Tercera etapa del parto: 5min
A las 12:21am la placenta salió completa.
Jon me cogía de la mano, y me decía lo orgulloso que estaba y que yo podía decidir cuál sería su primer nombre ya que yo lo merecía más que el. Me entregaron a mi bebe una vez que la examinaron. Bueno más bien se la entregaron a Jon que no sabía cómo cogerla y con un curso intensivo de 20 segundos se encontrada con una niña bella con cabeza de elfo y ojos oscuros como la noche en brazos.
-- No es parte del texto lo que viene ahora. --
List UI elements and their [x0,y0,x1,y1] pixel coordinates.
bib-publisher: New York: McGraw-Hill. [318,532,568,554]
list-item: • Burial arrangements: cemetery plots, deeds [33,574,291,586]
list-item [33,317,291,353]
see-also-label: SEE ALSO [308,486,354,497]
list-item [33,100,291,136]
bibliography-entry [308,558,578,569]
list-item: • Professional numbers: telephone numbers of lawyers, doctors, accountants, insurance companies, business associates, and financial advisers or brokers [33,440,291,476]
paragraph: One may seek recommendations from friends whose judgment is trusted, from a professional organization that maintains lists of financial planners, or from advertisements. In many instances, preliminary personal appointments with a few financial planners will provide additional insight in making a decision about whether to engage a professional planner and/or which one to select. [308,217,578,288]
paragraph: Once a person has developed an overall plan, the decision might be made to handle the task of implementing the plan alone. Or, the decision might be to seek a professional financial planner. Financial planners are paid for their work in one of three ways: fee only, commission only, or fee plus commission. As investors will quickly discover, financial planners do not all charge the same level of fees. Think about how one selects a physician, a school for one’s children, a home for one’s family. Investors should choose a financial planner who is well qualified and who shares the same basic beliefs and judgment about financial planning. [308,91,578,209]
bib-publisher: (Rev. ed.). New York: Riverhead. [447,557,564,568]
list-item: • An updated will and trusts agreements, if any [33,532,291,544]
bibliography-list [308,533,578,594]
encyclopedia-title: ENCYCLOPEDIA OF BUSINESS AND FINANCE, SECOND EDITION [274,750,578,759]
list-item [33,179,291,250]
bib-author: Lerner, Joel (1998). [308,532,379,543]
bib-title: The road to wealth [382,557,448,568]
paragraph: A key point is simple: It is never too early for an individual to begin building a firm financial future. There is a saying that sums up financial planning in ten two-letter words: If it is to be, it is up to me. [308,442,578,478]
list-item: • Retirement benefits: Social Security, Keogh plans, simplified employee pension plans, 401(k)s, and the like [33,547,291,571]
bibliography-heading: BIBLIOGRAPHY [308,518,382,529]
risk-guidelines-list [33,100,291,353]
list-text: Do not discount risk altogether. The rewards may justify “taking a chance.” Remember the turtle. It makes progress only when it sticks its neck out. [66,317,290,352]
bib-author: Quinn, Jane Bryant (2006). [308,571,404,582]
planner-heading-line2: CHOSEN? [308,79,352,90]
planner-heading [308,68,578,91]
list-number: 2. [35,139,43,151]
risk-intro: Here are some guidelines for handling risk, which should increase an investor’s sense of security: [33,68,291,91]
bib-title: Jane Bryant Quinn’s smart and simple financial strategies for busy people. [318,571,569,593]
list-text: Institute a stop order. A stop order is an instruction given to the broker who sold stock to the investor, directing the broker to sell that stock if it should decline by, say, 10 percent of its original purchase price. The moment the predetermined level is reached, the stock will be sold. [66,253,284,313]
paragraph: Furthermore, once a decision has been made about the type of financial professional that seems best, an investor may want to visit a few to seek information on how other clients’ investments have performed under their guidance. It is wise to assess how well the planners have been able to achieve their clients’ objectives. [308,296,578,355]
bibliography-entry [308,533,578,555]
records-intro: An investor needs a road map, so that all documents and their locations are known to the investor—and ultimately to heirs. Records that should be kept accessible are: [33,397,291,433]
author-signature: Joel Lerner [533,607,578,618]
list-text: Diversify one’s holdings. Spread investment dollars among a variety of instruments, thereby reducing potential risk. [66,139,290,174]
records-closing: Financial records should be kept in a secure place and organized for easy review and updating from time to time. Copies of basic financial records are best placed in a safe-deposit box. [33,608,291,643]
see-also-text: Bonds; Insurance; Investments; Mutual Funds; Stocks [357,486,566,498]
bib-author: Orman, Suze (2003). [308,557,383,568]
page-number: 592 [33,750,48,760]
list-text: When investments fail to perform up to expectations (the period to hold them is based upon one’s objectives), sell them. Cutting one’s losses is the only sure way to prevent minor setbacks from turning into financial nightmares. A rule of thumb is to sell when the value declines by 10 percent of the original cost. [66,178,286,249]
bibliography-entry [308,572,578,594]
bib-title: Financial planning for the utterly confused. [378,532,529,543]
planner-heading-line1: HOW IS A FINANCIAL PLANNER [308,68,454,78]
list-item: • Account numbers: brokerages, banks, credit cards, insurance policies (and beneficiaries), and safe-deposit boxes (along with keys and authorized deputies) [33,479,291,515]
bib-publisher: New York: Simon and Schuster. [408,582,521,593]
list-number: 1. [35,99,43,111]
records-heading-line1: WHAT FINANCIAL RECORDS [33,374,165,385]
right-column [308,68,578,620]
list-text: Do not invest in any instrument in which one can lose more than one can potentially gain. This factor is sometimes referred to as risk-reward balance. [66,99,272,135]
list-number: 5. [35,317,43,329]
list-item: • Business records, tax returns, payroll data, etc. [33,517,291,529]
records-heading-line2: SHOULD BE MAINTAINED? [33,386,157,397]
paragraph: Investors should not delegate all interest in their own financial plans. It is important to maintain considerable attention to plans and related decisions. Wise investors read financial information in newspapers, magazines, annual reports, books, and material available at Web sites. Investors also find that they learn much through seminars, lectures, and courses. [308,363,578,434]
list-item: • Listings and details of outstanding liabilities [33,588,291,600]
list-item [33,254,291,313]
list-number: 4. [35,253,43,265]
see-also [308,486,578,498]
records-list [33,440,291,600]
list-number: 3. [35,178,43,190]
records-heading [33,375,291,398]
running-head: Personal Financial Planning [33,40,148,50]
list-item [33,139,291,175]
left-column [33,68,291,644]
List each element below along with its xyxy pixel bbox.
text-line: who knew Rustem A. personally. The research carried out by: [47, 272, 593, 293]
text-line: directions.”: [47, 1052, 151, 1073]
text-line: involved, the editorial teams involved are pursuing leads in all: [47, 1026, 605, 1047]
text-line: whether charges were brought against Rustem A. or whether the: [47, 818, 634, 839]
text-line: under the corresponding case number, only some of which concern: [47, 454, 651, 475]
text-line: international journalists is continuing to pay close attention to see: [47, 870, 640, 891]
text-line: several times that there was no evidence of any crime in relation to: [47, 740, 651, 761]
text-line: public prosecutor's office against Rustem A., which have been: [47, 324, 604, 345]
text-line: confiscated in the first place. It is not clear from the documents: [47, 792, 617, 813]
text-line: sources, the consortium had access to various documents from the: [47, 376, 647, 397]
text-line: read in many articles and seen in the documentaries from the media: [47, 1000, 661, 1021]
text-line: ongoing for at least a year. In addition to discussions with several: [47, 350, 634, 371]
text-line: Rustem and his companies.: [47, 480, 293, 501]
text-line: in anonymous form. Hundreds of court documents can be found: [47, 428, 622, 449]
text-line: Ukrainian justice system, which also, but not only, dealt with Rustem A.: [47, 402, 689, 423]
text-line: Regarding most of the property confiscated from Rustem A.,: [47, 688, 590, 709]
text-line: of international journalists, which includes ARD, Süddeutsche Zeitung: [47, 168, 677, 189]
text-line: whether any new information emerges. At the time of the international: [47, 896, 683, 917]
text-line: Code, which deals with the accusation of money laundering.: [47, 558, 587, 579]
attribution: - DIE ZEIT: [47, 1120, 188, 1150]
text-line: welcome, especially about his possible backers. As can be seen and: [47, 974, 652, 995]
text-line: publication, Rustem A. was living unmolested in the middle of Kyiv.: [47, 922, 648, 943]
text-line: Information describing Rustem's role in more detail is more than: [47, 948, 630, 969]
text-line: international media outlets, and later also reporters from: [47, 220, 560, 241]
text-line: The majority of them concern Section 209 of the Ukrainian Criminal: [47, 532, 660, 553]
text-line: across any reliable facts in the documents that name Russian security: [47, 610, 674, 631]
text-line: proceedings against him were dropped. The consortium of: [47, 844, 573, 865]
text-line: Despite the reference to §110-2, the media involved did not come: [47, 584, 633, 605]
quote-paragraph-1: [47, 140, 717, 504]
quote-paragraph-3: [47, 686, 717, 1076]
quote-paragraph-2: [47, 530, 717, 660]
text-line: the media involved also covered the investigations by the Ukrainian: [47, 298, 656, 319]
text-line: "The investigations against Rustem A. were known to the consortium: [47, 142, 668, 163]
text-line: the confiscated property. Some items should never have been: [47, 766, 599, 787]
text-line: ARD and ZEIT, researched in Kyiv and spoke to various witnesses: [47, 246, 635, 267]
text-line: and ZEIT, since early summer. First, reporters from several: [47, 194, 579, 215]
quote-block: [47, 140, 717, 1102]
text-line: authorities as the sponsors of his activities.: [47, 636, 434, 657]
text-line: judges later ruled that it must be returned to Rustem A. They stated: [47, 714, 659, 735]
Cuando la vi por primera vez me enamore de ella. Nos dejaron a la entrada de la sala de operaciones como por media hora solos los tres. En ese tiempo hicimos las presentaciones de rigor y yo le dije quienes éramos. Desde el primer momento se engancho bien al pezón.
Por mi parto pasaron tres turnos de matronas, dos médicos y un grupo de anestesiólogos encabezados por el jefe del departamento, distintos miembros de mi familia pero Jon siempre se quedó a mi lado. Mi parto duró 19 horas y 10 minutos.